The discovery four years ago that the brain contains cells to which morphine attaches itself prompted a quest for the roots of pleasure, pain and mental disorder - and a related search for the body's own source of the drug.

Using radioactive substances, scientists found that only certain cells in the brain would accept these substances and that, in the process, pain responses are blocked. The scientists also found that the substances were accepted in the amygdala, a part of the brain believed to be asociated with emotional functions. Eventually they found the substance: enkephaline.

In the course of this reseach, it was noted that enkephalines bear a remarkable resemblance - a sequence of five amino acids - to a substance discovered in 1965 by Dr. C.H. Li of the University of California, San Francisco. Li found this substance in the anterior pituitary while studying growth hormones and labeled it betalipotrophine. He had no idea what the substance did.

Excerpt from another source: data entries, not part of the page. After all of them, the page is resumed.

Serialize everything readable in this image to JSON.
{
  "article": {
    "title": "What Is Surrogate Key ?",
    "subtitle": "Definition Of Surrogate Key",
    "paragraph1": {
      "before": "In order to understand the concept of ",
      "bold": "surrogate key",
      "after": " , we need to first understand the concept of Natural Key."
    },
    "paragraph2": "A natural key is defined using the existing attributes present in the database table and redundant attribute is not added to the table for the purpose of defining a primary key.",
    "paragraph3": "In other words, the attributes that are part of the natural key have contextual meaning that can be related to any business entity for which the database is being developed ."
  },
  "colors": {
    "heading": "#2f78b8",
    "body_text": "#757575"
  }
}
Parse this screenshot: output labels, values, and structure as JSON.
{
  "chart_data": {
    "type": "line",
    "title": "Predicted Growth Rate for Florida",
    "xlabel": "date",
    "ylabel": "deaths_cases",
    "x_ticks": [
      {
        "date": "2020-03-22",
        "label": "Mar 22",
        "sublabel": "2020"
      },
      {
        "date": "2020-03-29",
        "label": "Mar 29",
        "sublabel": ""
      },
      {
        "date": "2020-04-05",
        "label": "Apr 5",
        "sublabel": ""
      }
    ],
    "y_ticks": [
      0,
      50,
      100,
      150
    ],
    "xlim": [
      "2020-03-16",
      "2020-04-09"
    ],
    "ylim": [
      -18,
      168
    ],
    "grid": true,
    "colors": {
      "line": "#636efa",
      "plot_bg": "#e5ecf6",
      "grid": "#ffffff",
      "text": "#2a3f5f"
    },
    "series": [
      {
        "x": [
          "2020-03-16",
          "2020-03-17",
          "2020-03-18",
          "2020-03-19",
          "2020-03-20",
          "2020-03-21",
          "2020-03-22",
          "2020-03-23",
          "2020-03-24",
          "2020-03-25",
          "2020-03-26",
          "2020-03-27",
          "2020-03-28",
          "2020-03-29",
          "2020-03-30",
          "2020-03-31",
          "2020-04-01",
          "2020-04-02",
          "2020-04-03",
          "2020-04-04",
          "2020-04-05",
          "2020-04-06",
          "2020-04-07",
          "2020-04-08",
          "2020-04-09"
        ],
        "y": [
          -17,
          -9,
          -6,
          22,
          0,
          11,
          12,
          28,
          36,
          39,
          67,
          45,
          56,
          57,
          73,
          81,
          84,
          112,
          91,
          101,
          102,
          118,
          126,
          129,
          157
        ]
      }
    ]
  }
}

The morphine-receptor researchers postulated that enkephaline might come from Li's mysterious substance. Li responded by suggesting that the answer might be found it an animal with tremendous tolerance for pain was studied.

Li's hunch: the camel. You have to beat it with a baseball bat to get it to move, and the animal will literally consume itself without eating or drinking. He dispatched a graduate student to the Middle East for several years to study the pituitary glands of 1,000 camels. The finding: One part of the animal's gland contained more of the amino acid chain (specifically molecules 61 through 91) than any other animal. Dr. Eric Simon in New York named it beta-endorphine: endrophine for the body's own morphine; beta for the portion of the chain it occupied.

Li began sythesizing the drug in the lab. By June of this year he had created 100 milligrams of the white liquied, which was provided to Dr. Nathan Kline for use on patients with severe psychiatric disorders.

"There's no question the medication is working," says Kline, "for as long as a week at a time. The immediate problem is that a 10-milligram injection costs $3,000."